Zvi Caspi recalls every detail of this momentous visit and also has a number of photographs that were taken at the time. During their yechidus, Shazar presented the Rebbe with a rare manuscript. The Rebbe gave Shazar a megillah.
The Rebbe invited Shazar to hear a reading of the megillah in the beis midrash. Shazar later gave Zvi a photograph of himself with the Rebbe. Also in the picture are Zvi and Rechavam Amir, the Israeli Consul General. The armchair that Shazar sat in was provided especially for the President so that he would have a comfortable place to sit during the megillah reading. Afterwards Shazar was granted a special private yechidus with the Rebbe.
Zvi was present when Shazar took his leave of the Rebbe before returning to Israel.
“When will I have the tremendous privilege of greeting the Rebbe in Jerusalem?” asked Shazar.
Zvi still remembers the Rebbe’s earnest answer to this frequently-asked question: “It would be well and good if I went to Jerusalem, but once I was there who would allow me to leave? . . .”
Zvi adds: “On the way back to the hotel, Shazar hardly spoke. He was still very moved from his meeting with the Rebbe. I think he was also sad, like any Chassid who has just had to say goodbye to his Rebbe.”

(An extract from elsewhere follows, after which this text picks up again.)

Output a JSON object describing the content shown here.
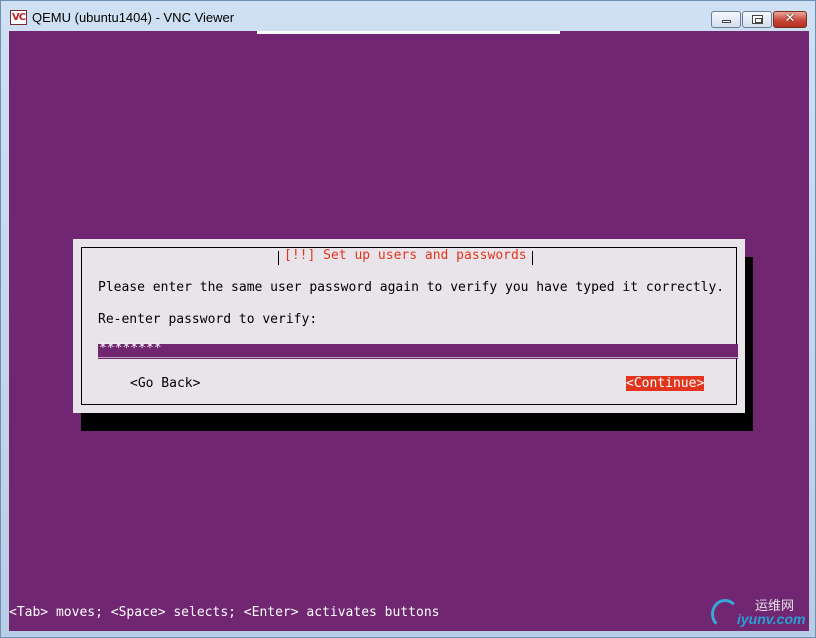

Throughout the three years that Zvi Caspi worked in New York for the Israeli consulate, he had a number of private audiences with the Rebbe, and before he left he made sure to have one final yechidus.

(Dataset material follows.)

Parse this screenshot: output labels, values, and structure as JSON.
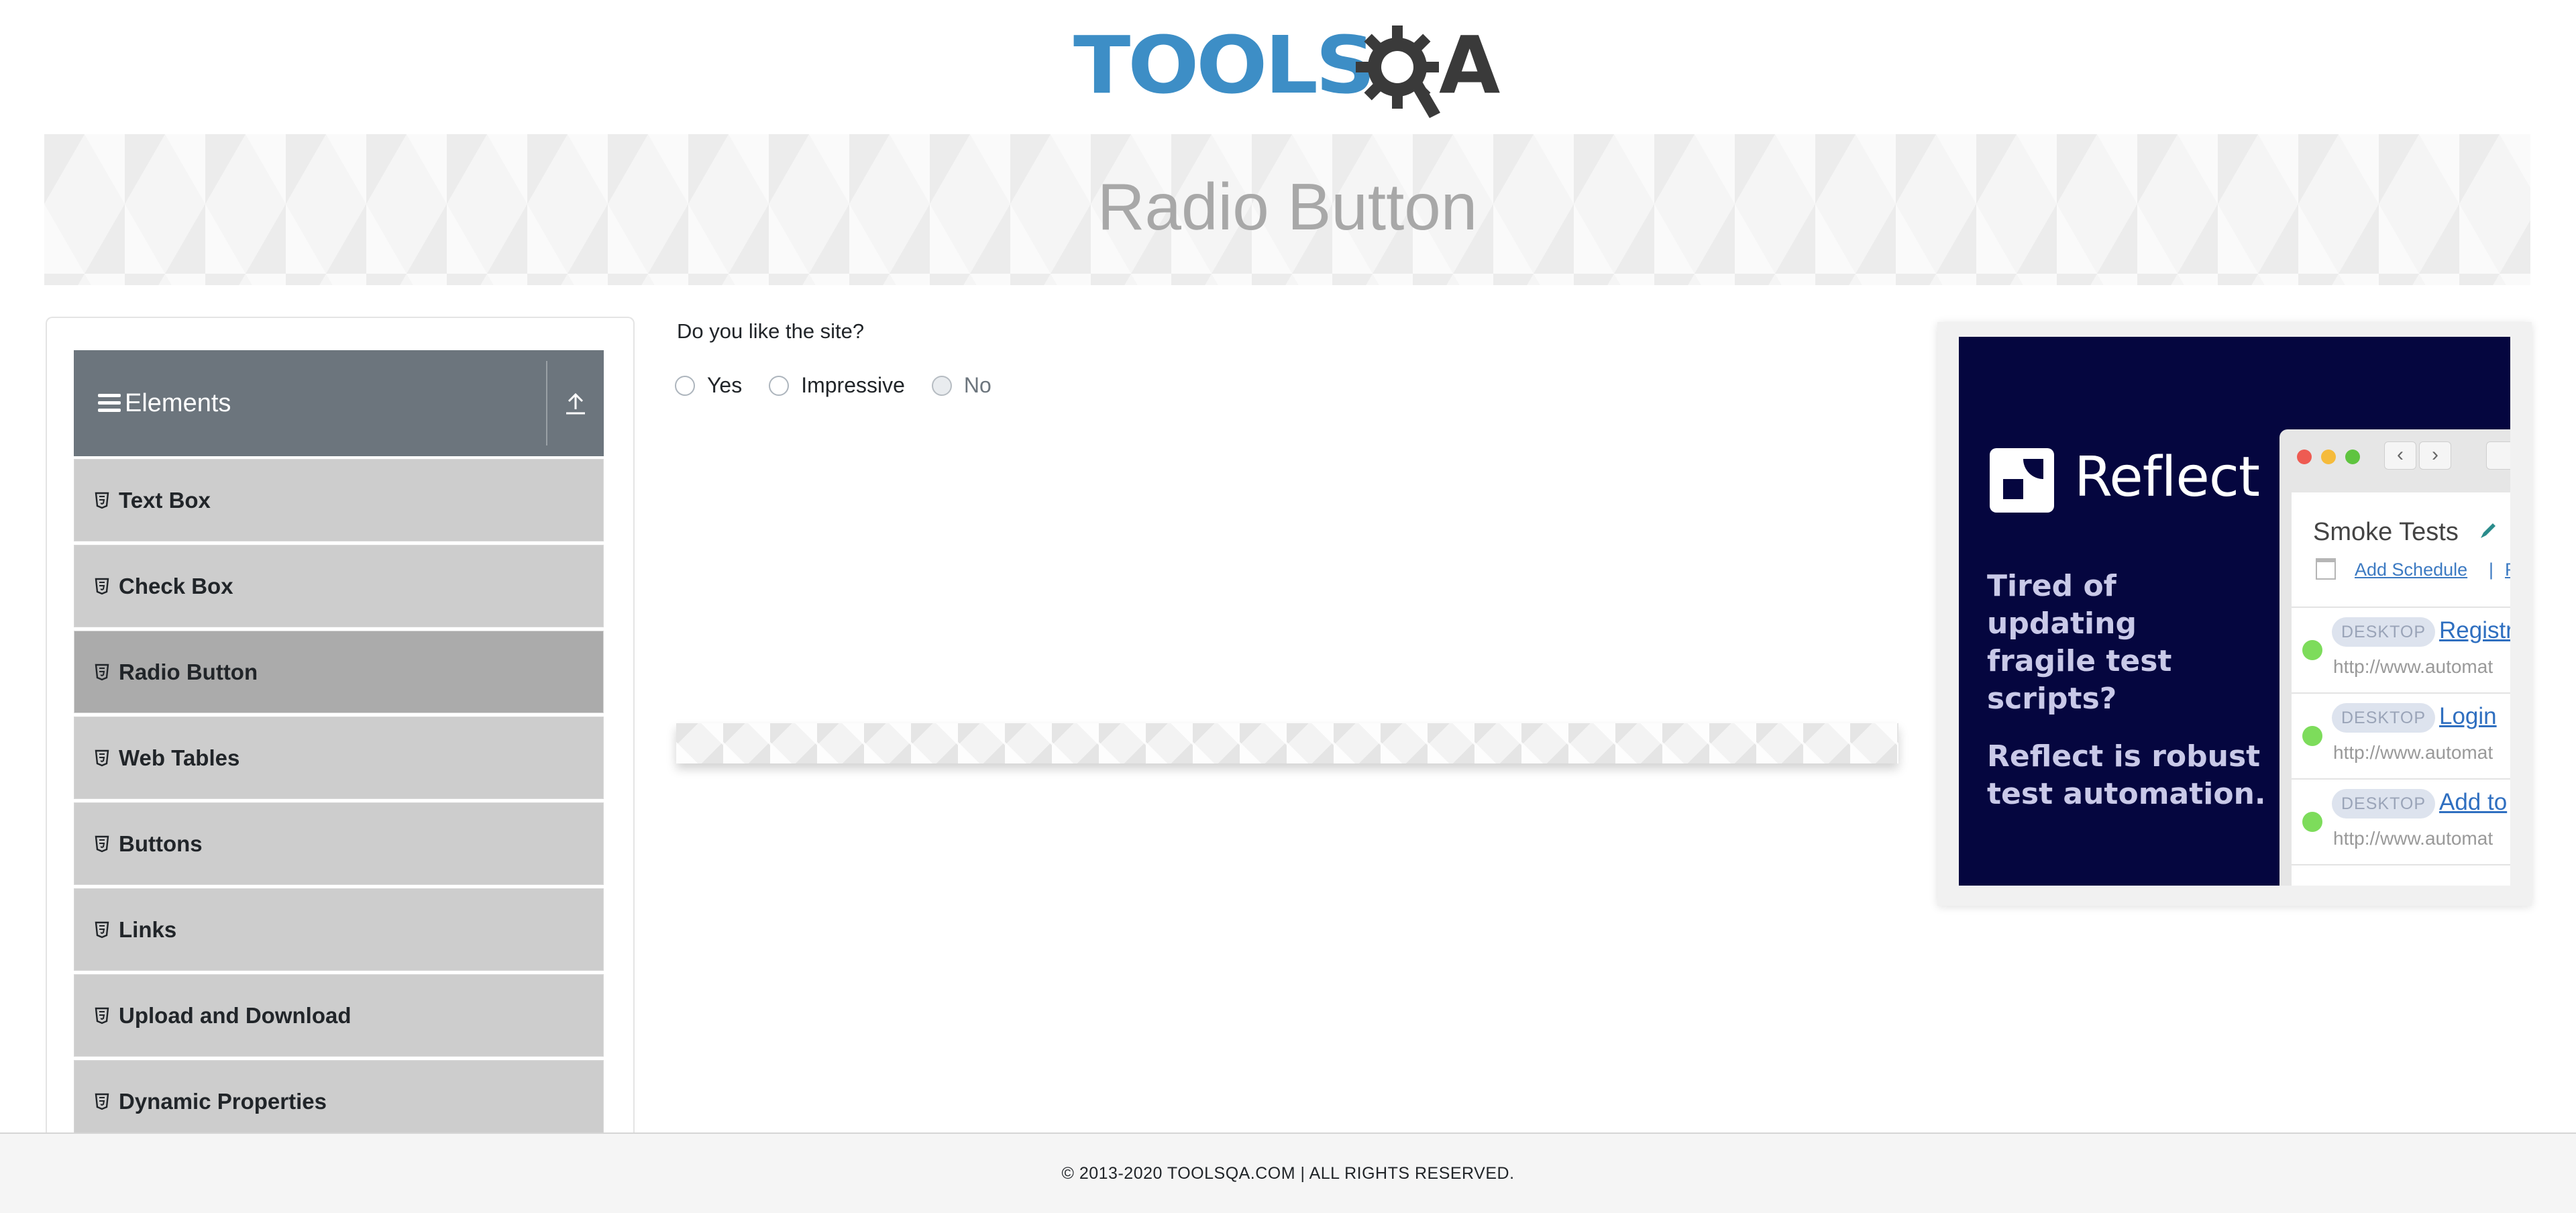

Since then, he has served Israel in Miami, Canada, and Brazil. In each of these places he has translated his warm connection with the Rebbe into fruitful contact with the Rebbe’s local shluchim.
Visitors for Tisha B’Av
“One Tisha B’Av I was at the Consulate when the guard at the gate paged me on the intercom. He told me that two young men with a suitcase had turned up and were claiming that they had been sent by the Rebbe.
“I replied that he should ask them exactly what they wanted and that he should inspect the contents of the suitcase. It emerged that the young men had indeed come from 770 and that the Rebbe had instructed them to put on tefillin with other Jews, especially on Tisha B’Av.
“I told the guard to send them to me. Although I always put on tefillin at home, I used to keep a spare pair at the Consulate. I made sure to do so ever since a senior official arrived here from Israel early one morning only to discover that he had brought the wrong suitcase.
“I now explained to the two young shluchim that of course I put on tefillin on Tisha B’Av, only at Minchah [instead of morning service, when it is usually donned].”
“‘That’s all right,’ replied the shluchim. ‘We understand your situation, but we would like you to call in any members of your staff who would not normally put on tefillin at all.’ Accordingly, I invited the security staff and they all thankfully fulfilled the mitzvah.
“The shluchim also asked if the Consul General would put on tefillin. I called him and told him that the Lubavitcher Rebbe had sent shluchim especially to put on tefillin with him. The Consul was only too happy to oblige.”